Mentally Ill Woman Fully Shackled When She Was Fatally Tasered . . . Four Times

A 130-pound mentally ill woman who died at a Virginia jail in February after a deputy shocked her four times was restrained with her hands cuffed behind her back, leg shackles and a mask, the Washington Post reports.


On February 3, Natasha McKenna initially cooperated with Fairfax County Jail deputies and agreed to be handcuffed but her mental state deteriorated rapidly, and they went for help. According to reports obtained by The Post, McKenna tried to take off the 'cuffs and screamed, “You promised you wouldn’t hurt me.”

Six Sheriff’s Emergency Response Team members arrived at McKenna’s cell in bio-hazard suits and placed her in full restraints, including shackles and an anti-spitting mask. When McKenna wouldn’t bend her knees so that she could be placed in a wheeled restraint chair, a lieutenant delivered four 50,000-volt shocks from the Taser. This enabled other deputies to place her in the chair.

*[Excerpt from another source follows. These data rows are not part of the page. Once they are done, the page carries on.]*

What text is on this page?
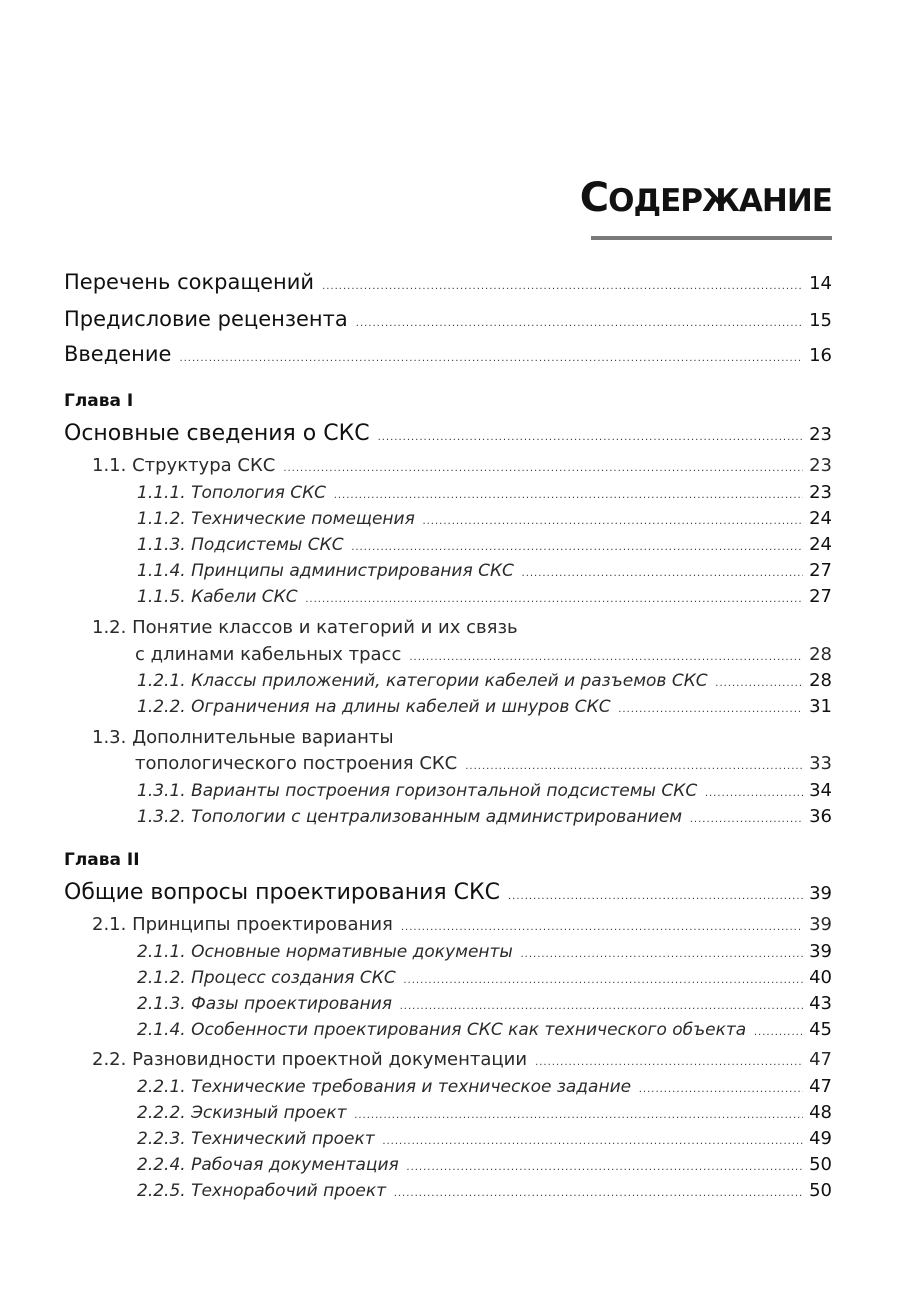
СОДЕРЖАНИЕ
Перечень сокращений .....	14
Предисловие рецензента .....	15
Введение .....	16
Глава I
Основные сведения о СКС .....	23
1.1. Структура СКС .....	23
1.1.1. Топология СКС .....	23
1.1.2. Технические помещения .....	24
1.1.3. Подсистемы СКС .....	24
1.1.4. Принципы администрирования СКС .....	27
1.1.5. Кабели СКС .....	27
1.2. Понятие классов и категорий и их связь
с длинами кабельных трасс .....	28
1.2.1. Классы приложений, категории кабелей и разъемов СКС .....	28
1.2.2. Ограничения на длины кабелей и шнуров СКС .....	31
1.3. Дополнительные варианты
топологического построения СКС .....	33
1.3.1. Варианты построения горизонтальной подсистемы СКС .....	34
1.3.2. Топологии с централизованным администрированием .....	36
Глава II
Общие вопросы проектирования СКС .....	39
2.1. Принципы проектирования .....	39
2.1.1. Основные нормативные документы .....	39
2.1.2. Процесс создания СКС .....	40
2.1.3. Фазы проектирования .....	43
2.1.4. Особенности проектирования СКС как технического объекта .....	45
2.2. Разновидности проектной документации .....	47
2.2.1. Технические требования и техническое задание .....	47
2.2.2. Эскизный проект .....	48
2.2.3. Технический проект .....	49
2.2.4. Рабочая документация .....	50
2.2.5. Технорабочий проект .....	50
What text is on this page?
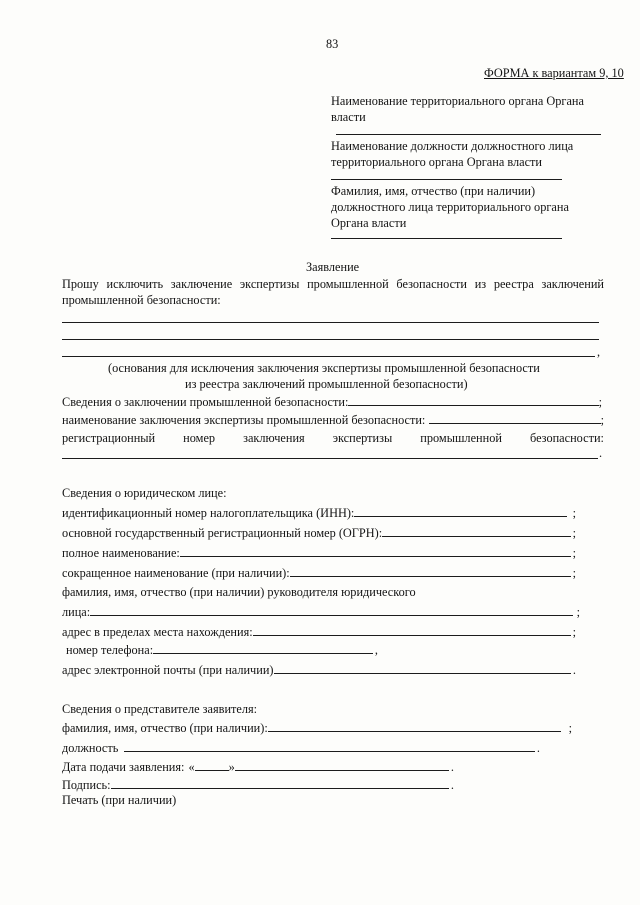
83
ФОРМА к вариантам 9, 10
Наименование территориального органа Органа
власти
Наименование должности должностного лица
территориального органа Органа власти
Фамилия, имя, отчество (при наличии)
должностного лица территориального органа
Органа власти
Заявление
Прошу исключить заключение экспертизы промышленной безопасности из реестра заключений
промышленной безопасности:
,
(основания для исключения заключения экспертизы промышленной безопасности
из реестра заключений промышленной безопасности)
Сведения о заключении промышленной безопасности:	;
наименование заключения экспертизы промышленной безопасности:	;
регистрационный номер заключения экспертизы промышленной безопасности:
.
Сведения о юридическом лице:
идентификационный номер налогоплательщика (ИНН):	;
основной государственный регистрационный номер (ОГРН):	;
полное наименование:	;
сокращенное наименование (при наличии):	;
фамилия, имя, отчество (при наличии) руководителя юридического
лица:	;
адрес в пределах места нахождения:	;
номер телефона:	,
адрес электронной почты (при наличии)	.
Сведения о представителе заявителя:
фамилия, имя, отчество (при наличии):	;
должность	.
Дата подачи заявления: «	»	.
Подпись:	.
Печать (при наличии)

She reportedly still wouldn't bend her knees, so they continued to shock her.

McKenna, 37, who was diagnosed with schizophrenia at the age of 12, stopped breathing soon after being shocked. Jail deputies weren’t able to revive her using CPR. She had stopped breathing for around 20 minutes before paramedics arrived at 11:24 a.m. and revived her in the ambulance en route to a local hospital. McKenna stopped breathing at least three times more before she was stabilized at 1:13 p.m. but then died several days later. Authorities are waiting for results from the autopsy to determine the cause of death.

McKenna’s journey to the Fairfax county jail began when she allegedly punched a Alexandria City police officer on January 15 and was subsequently hospitalized for mental health treatment. Alexandria police obtained a warrant for her arrest a few days later and she was taken to Fairfax jail. She reportedly had brief violent run-ins with deputies in the days leading up to her death. She also urinated and defecated on the floor of her cell, actions treated as biohazards by the jail.

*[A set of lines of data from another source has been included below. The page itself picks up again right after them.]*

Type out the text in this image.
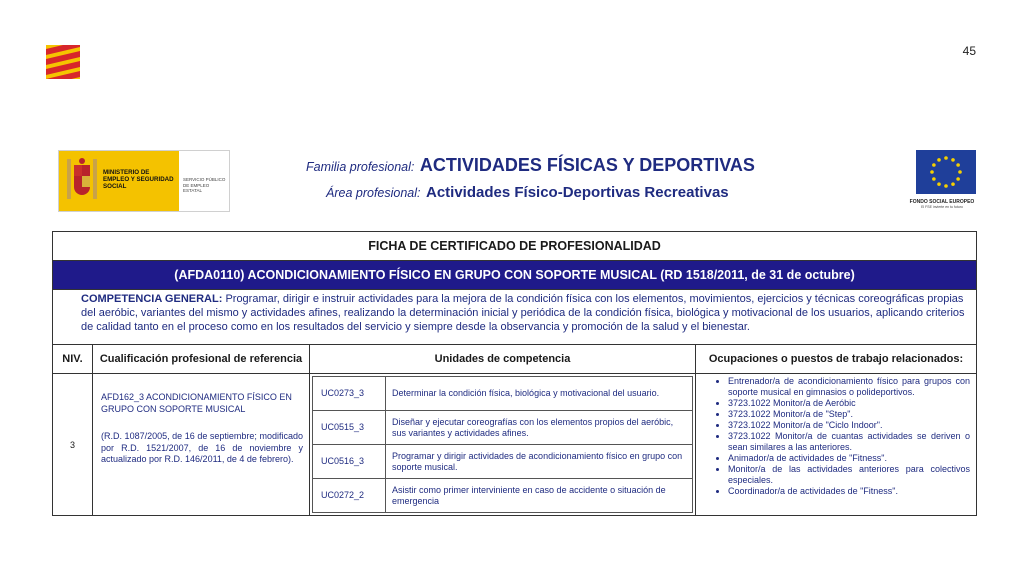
45
MINISTERIO DE EMPLEO Y SEGURIDAD SOCIAL
SERVICIO PÚBLICO DE EMPLEO ESTATAL
Familia profesional: ACTIVIDADES FÍSICAS Y DEPORTIVAS
Área profesional: Actividades Físico-Deportivas Recreativas
FONDO SOCIAL EUROPEO
El FSE invierte en tu futuro
FICHA DE CERTIFICADO DE PROFESIONALIDAD
(AFDA0110) ACONDICIONAMIENTO FÍSICO EN GRUPO CON SOPORTE MUSICAL (RD 1518/2011, de 31 de octubre)
COMPETENCIA GENERAL: Programar, dirigir e instruir actividades para la mejora de la condición física con los elementos, movimientos, ejercicios y técnicas coreográficas propias del aeróbic, variantes del mismo y actividades afines, realizando la determinación inicial y periódica de la condición física, biológica y motivacional de los usuarios, aplicando criterios de calidad tanto en el proceso como en los resultados del servicio y siempre desde la observancia y promoción de la salud y el bienestar.
NIV.	Cualificación profesional de referencia	Unidades de competencia	Ocupaciones o puestos de trabajo relacionados:
3	
AFD162_3 ACONDICIONAMIENTO FÍSICO EN GRUPO CON SOPORTE MUSICAL
(R.D. 1087/2005, de 16 de septiembre; modificado por R.D. 1521/2007, de 16 de noviembre y actualizado por R.D. 146/2011, de 4 de febrero).

UC0273_3	Determinar la condición física, biológica y motivacional del usuario.
UC0515_3	Diseñar y ejecutar coreografías con los elementos propios del aeróbic, sus variantes y actividades afines.
UC0516_3	Programar y dirigir actividades de acondicionamiento físico en grupo con soporte musical.
UC0272_2	Asistir como primer interviniente en caso de accidente o situación de emergencia

• Entrenador/a de acondicionamiento físico para grupos con soporte musical en gimnasios o polideportivos.
• 3723.1022 Monitor/a de Aeróbic
• 3723.1022 Monitor/a de "Step".
• 3723.1022 Monitor/a de "Ciclo Indoor".
• 3723.1022 Monitor/a de cuantas actividades se deriven o sean similares a las anteriores.
• Animador/a de actividades de "Fitness".
• Monitor/a de las actividades anteriores para colectivos especiales.
• Coordinador/a de actividades de "Fitness".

Experts interviewed by The Post say using a stun gun on a fully restrained person is not a reasonable use of force under these circumstances. Moreover, using a stun gun more than three times on one person is considered above the threshold.

“She wasn’t a threat; she wasn’t going anywhere; she was restrained,” Richard Lichten, a use-of-force expert and former jail official in Los Angeles, told The Post. “It feels excessive, unnecessary and out of policy, based on what you’re telling me.”

“They didn’t need to confront her this way. They made it worse,” McKenna’s mother, Marlene Williams, told The Post. “She was mentally sick.”